Merging Supplemental Migration data to IPUMS international census data

Dear IPUMS users,

I am planning to use census data from Malawi to investigate migration patterns. I also downloaded the 2008 Malawi emigration supplemental file.


According to the description, the ‘sample’ and ‘serial’ variable should identify an observation and should allow to merge the two dataset.

However, I noticed that the main census dataset has a ‘person’ variable which reports the number of persons in a given HH.
Since it is not possible to merge the data using the hyerarchical structure of IPUMS data when both household and person level variables are selected (it returns that the identifier in the supplementary data neither is unique in the Census, nor in the supplemental dataset), I though I could append the external migration dataset.

However, I already have records in the dataset for each member of the household as reported by the ‘person’ variable. The appendingprocess would add additional household members.

What I would like to know is, should these additional persons add up to the total household size? Or, the persons in the houshold already include those reported in the supplemental migration dataset and would be therefore duplicated? In this latter case, is there any way to match the people who migrated, included in the supplemental data file, with those in the main census data?

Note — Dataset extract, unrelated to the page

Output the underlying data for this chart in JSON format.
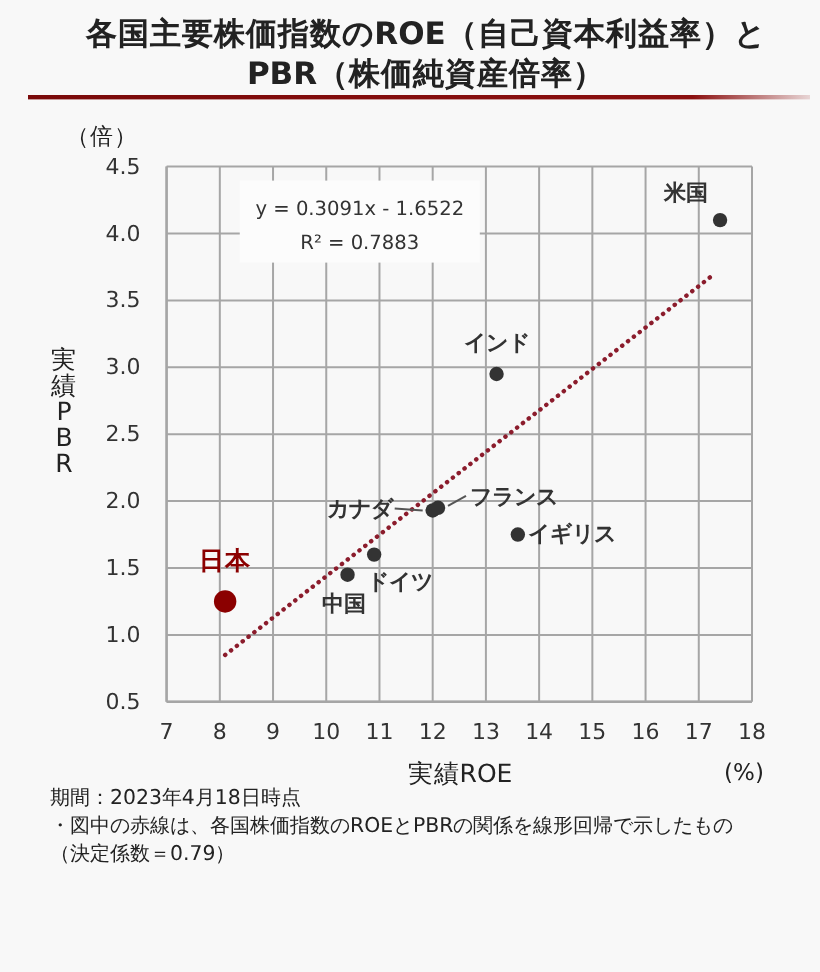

A few details may be helpful here.

First, note that the IPUMS extract system allows for files to be downloaded in both hierarchical and rectangular data structures. The rectangular data structure, where each observation is a person and household-level information is constant for all persons within a given household, is generally recommended. Using the data in this structure might help solve some of the problems listed here.

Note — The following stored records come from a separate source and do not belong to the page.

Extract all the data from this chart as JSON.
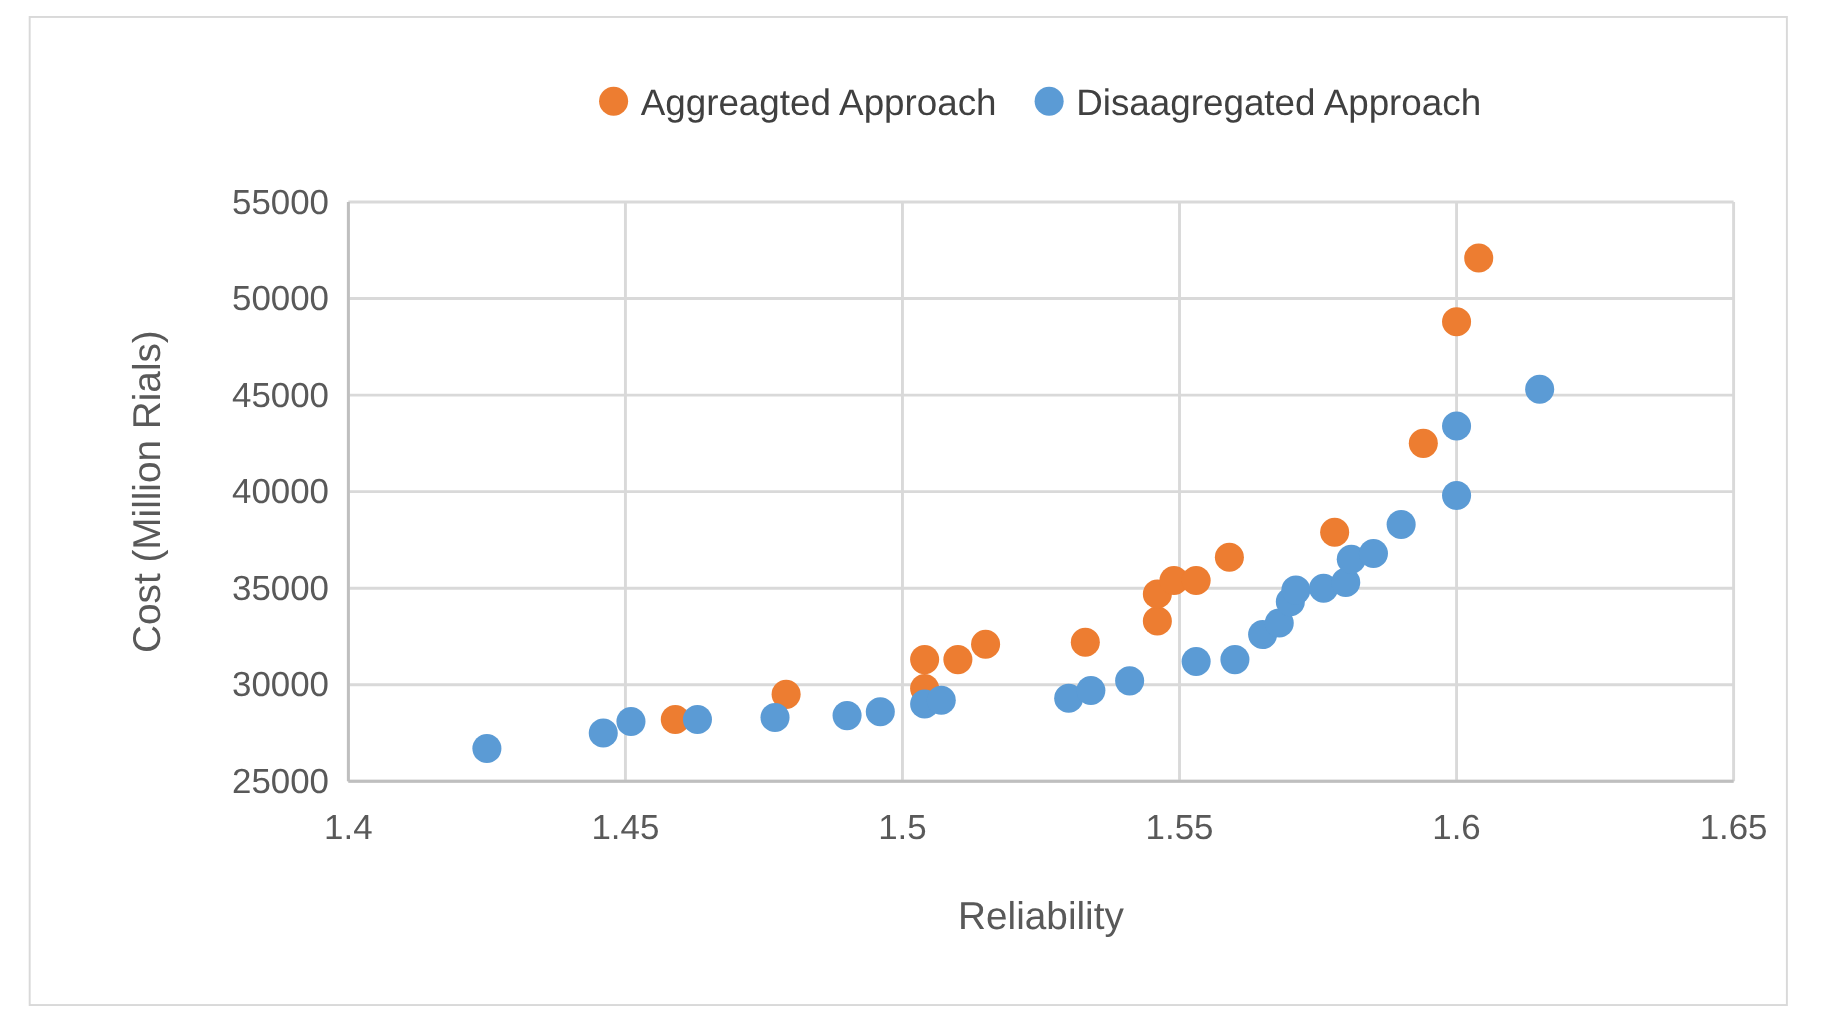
{
  "chart_data": {
    "type": "scatter",
    "xlabel": "Reliability",
    "ylabel": "Cost (Million Rials)",
    "xlim": [
      1.4,
      1.65
    ],
    "xticks": [
      1.4,
      1.45,
      1.5,
      1.55,
      1.6,
      1.65
    ],
    "ylim": [
      25000,
      55000
    ],
    "yticks": [
      25000,
      30000,
      35000,
      40000,
      45000,
      50000,
      55000
    ],
    "grid": true,
    "legend": "top",
    "marker": "circle",
    "series": [
      {
        "name": "Aggreagted Approach",
        "color": "#ed7d31",
        "x": [
          1.459,
          1.479,
          1.504,
          1.504,
          1.51,
          1.515,
          1.533,
          1.546,
          1.546,
          1.549,
          1.553,
          1.559,
          1.578,
          1.594,
          1.6,
          1.604
        ],
        "values": [
          28200,
          29500,
          29800,
          31300,
          31300,
          32100,
          32200,
          33300,
          34700,
          35400,
          35400,
          36600,
          37900,
          42500,
          48800,
          52100
        ]
      },
      {
        "name": "Disaagregated Approach",
        "color": "#5b9bd5",
        "x": [
          1.425,
          1.446,
          1.451,
          1.463,
          1.477,
          1.49,
          1.496,
          1.504,
          1.507,
          1.53,
          1.534,
          1.541,
          1.553,
          1.56,
          1.565,
          1.568,
          1.57,
          1.571,
          1.576,
          1.58,
          1.581,
          1.585,
          1.59,
          1.6,
          1.6,
          1.615
        ],
        "values": [
          26700,
          27500,
          28100,
          28200,
          28300,
          28400,
          28600,
          29000,
          29200,
          29300,
          29700,
          30200,
          31200,
          31300,
          32600,
          33200,
          34300,
          34900,
          35000,
          35300,
          36500,
          36800,
          38300,
          39800,
          43400,
          45300
        ]
      }
    ]
  }
}
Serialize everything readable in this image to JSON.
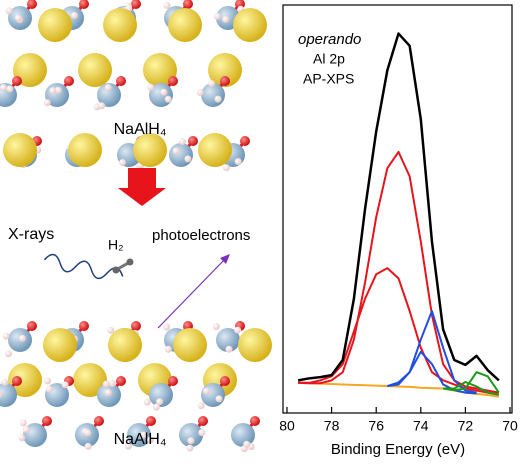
{
  "labels": {
    "top_material": "NaAlH₄",
    "bottom_material": "NaAlH₄",
    "xrays": "X-rays",
    "h2": "H₂",
    "photoelectrons": "photoelectrons"
  },
  "chart_data": {
    "type": "line",
    "annotations": [
      "operando",
      "Al 2p",
      "AP-XPS"
    ],
    "x_label": "Binding Energy (eV)",
    "xlim": [
      80,
      70
    ],
    "xticks": [
      80,
      78,
      76,
      74,
      72,
      70
    ],
    "ylim": [
      0,
      100
    ],
    "x": [
      79.5,
      79,
      78.5,
      78,
      77.5,
      77,
      76.5,
      76,
      75.5,
      75,
      74.5,
      74,
      73.5,
      73,
      72.5,
      72,
      71.5,
      71,
      70.5
    ],
    "series": [
      {
        "color": "#f5a623",
        "values": [
          7.4,
          7.3,
          7.2,
          7.1,
          7,
          6.9,
          6.8,
          6.7,
          6.6,
          6.5,
          6.4,
          6.2,
          6.1,
          6,
          5.5,
          5,
          4.7,
          4.4,
          4
        ]
      },
      {
        "color": "#e8141c",
        "values": [
          7.4,
          7.3,
          7.3,
          8,
          10,
          18,
          32,
          48,
          60,
          64,
          58,
          42,
          24,
          12,
          8,
          6.5,
          6,
          5.5,
          5
        ]
      },
      {
        "color": "#e8141c",
        "values": [
          7.4,
          7.4,
          8,
          9,
          12,
          20,
          28,
          34,
          35.5,
          33,
          25,
          16,
          10,
          8,
          7,
          6,
          5.5,
          5,
          4.5
        ]
      },
      {
        "color": "#1f4fe0",
        "values": [
          null,
          null,
          null,
          null,
          null,
          null,
          null,
          null,
          6.6,
          7,
          10,
          18,
          25,
          16,
          8,
          5.5,
          5,
          null,
          null
        ]
      },
      {
        "color": "#1f4fe0",
        "values": [
          null,
          null,
          null,
          null,
          null,
          null,
          null,
          null,
          6.6,
          7.5,
          10,
          15,
          12,
          7,
          5.6,
          5,
          4.8,
          null,
          null
        ]
      },
      {
        "color": "#1a9a1a",
        "values": [
          null,
          null,
          null,
          null,
          null,
          null,
          null,
          null,
          null,
          null,
          null,
          null,
          null,
          6,
          5.6,
          6,
          10,
          9,
          5
        ]
      },
      {
        "color": "#1a9a1a",
        "values": [
          null,
          null,
          null,
          null,
          null,
          null,
          null,
          null,
          null,
          null,
          null,
          null,
          null,
          6,
          6,
          7.6,
          6.5,
          5,
          4.5
        ]
      },
      {
        "color": "#000000",
        "values": [
          8,
          8.5,
          8.8,
          9.3,
          13,
          28,
          50,
          69,
          84,
          93,
          90,
          72,
          42,
          20.5,
          13,
          11.8,
          14,
          10.5,
          8
        ]
      }
    ]
  }
}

Second, when using the data in the default rectangular structure, SERIAL and PERNUM will uniquely identify person-level observations in the IPUMS sample. The values for SERIAL and PERNUM, however, are unique to the IPUMS database. Therefore, if you want to link to external data sources, you’ll need to use the source variables MW2008A_DWNUM and MW2008A_PERNUM. These source variables can be found by selecting the “Source Variables” radio button on the top of the Select Data Page.

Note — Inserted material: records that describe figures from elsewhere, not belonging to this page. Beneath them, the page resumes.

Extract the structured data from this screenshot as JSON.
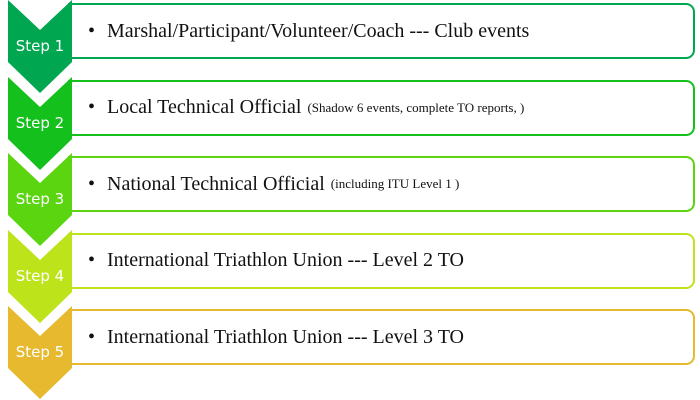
{
  "steps": [
    {
      "label": "Step 1",
      "text": "Marshal/Participant/Volunteer/Coach --- Club events",
      "note": "",
      "color": "#00a650"
    },
    {
      "label": "Step 2",
      "text": "Local Technical Official",
      "note": "(Shadow 6 events, complete TO reports, )",
      "color": "#14c01c"
    },
    {
      "label": "Step 3",
      "text": "National Technical Official",
      "note": "(including ITU Level 1 )",
      "color": "#5ad510"
    },
    {
      "label": "Step 4",
      "text": "International Triathlon Union --- Level 2 TO",
      "note": "",
      "color": "#bde31b"
    },
    {
      "label": "Step 5",
      "text": "International Triathlon Union --- Level 3 TO",
      "note": "",
      "color": "#e6b92e"
    }
  ]
}
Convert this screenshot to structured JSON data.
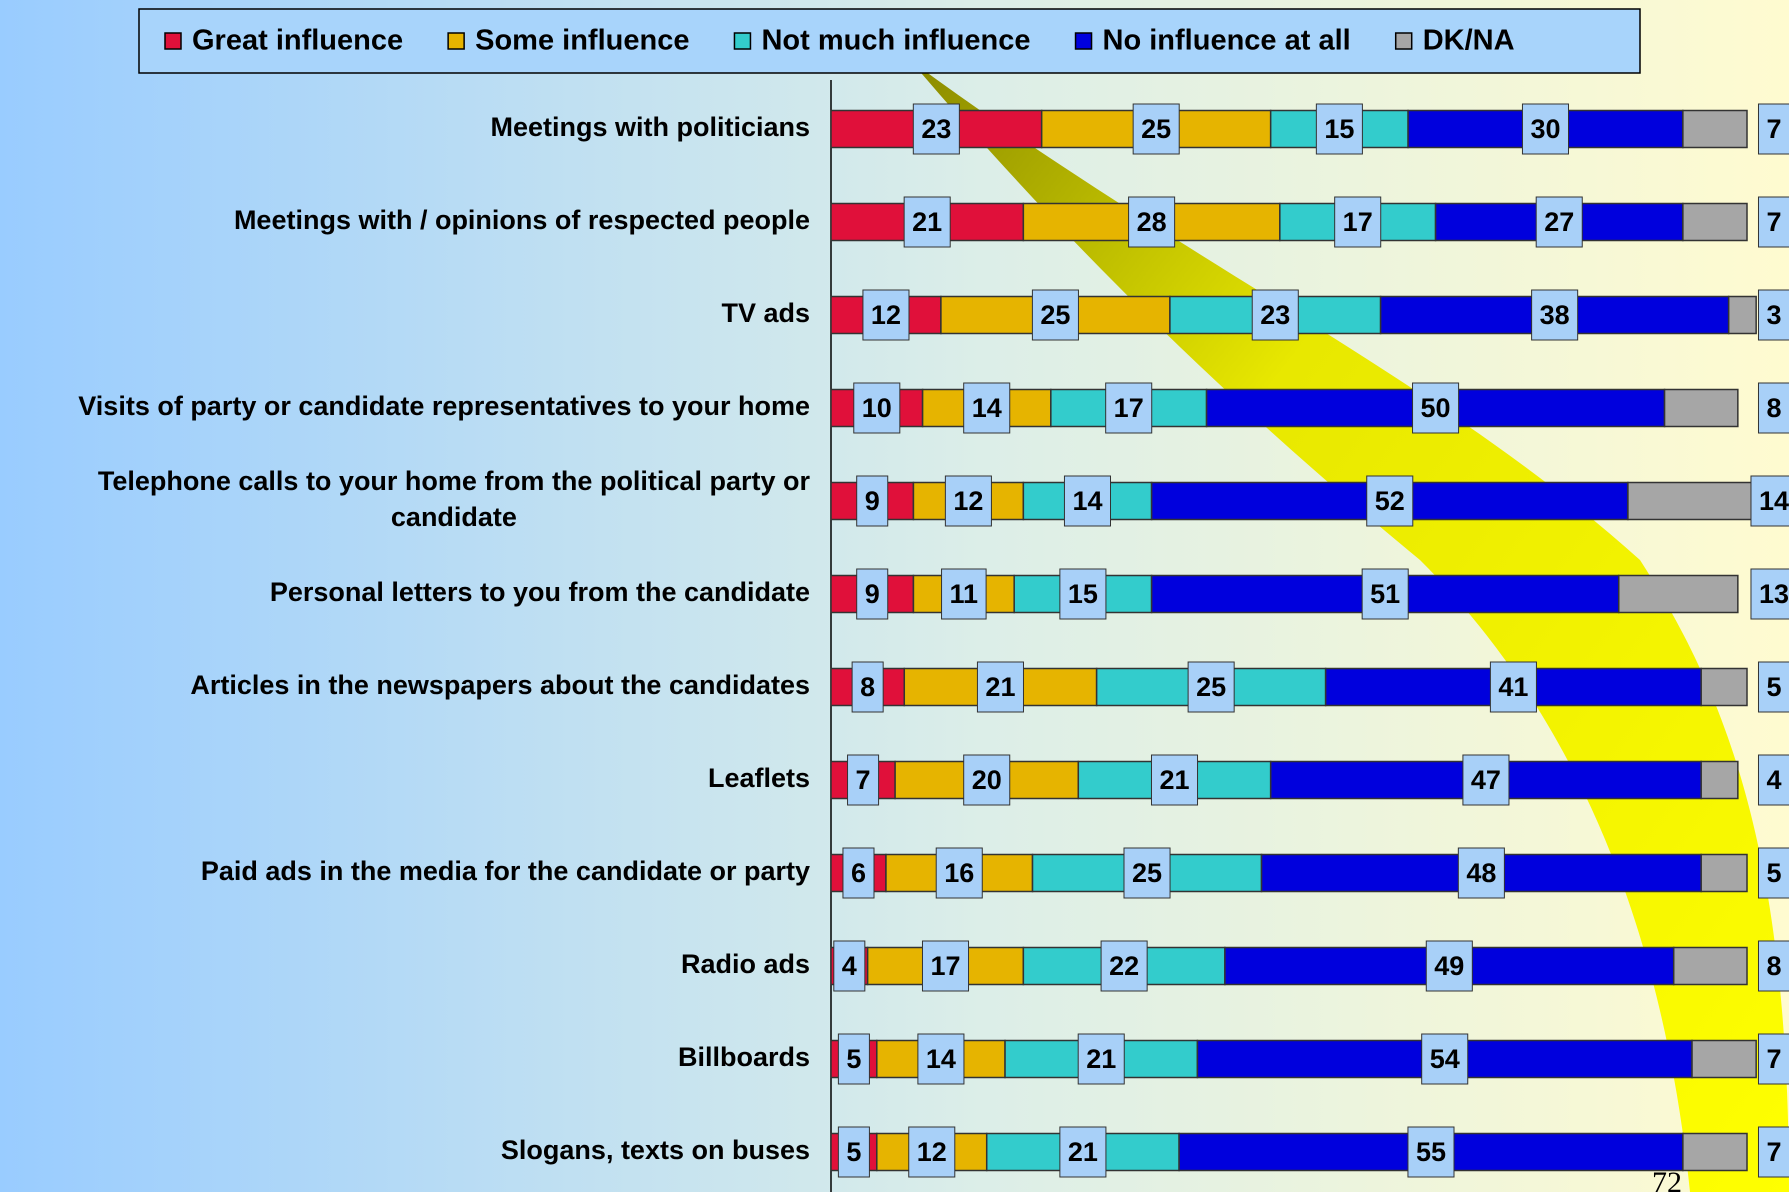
{
  "chart_data": {
    "type": "bar",
    "orientation": "horizontal",
    "stacked": true,
    "legend": "top",
    "categories": [
      "Meetings with politicians",
      "Meetings with / opinions of respected people",
      "TV ads",
      "Visits of party or candidate representatives to your home",
      "Telephone calls to your home from the political party or candidate",
      "Personal letters to you from the candidate",
      "Articles in the newspapers about the candidates",
      "Leaflets",
      "Paid ads in the media for the candidate or party",
      "Radio ads",
      "Billboards",
      "Slogans, texts on buses"
    ],
    "series": [
      {
        "name": "Great influence",
        "color": "#e0103a",
        "values": [
          23,
          21,
          12,
          10,
          9,
          9,
          8,
          7,
          6,
          4,
          5,
          5
        ]
      },
      {
        "name": "Some influence",
        "color": "#e6b400",
        "values": [
          25,
          28,
          25,
          14,
          12,
          11,
          21,
          20,
          16,
          17,
          14,
          12
        ]
      },
      {
        "name": "Not much influence",
        "color": "#33cccc",
        "values": [
          15,
          17,
          23,
          17,
          14,
          15,
          25,
          21,
          25,
          22,
          21,
          21
        ]
      },
      {
        "name": "No influence at all",
        "color": "#0000dd",
        "values": [
          30,
          27,
          38,
          50,
          52,
          51,
          41,
          47,
          48,
          49,
          54,
          55
        ]
      },
      {
        "name": "DK/NA",
        "color": "#a6a6a6",
        "values": [
          7,
          7,
          3,
          8,
          14,
          13,
          5,
          4,
          5,
          8,
          7,
          7
        ]
      }
    ],
    "xlim": [
      0,
      100
    ]
  },
  "page_number": "72"
}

Third, to address your specific question: The values recorded in the PERSONS variable indicate the number of persons living in the household. Based on the information in the 2008 Malawi sample characteristics, I suspect that those persons recorded in the supplemental migration data file are not included in the sample available via IPUMS International. This is due to the definitions of dwellings, households, and collective dwellings used by the 2008 Malawi Census. Namely, a household is collection of one or more persons, “who live together and make common provision for food.” Additionally, the 2008 sample available on IPUMS International, has information on migration, but this is about previous migration rather than current migration or emigration. With that said, I encourage you to check the documentation available for the supplemental migration file to verify this detail.

Dear Jeff,

Thank you very much for your kind reply. Yes, I actually downloaded the information in rectangular form. In this sense I wrongly used the term “hyerarchical”. What I meant is that each record has two orders of information, the household-related one and the person-related one.

About the third point, considering the documentation, I think it makes sense to consider emigrants as additional household members, unrecorded in the household size record. I already read the documentation, but I have probably been distracted by the additional questionnaire form related to international migrants, and I could have miss something! I will double-check the documentation to get rid of any doubt!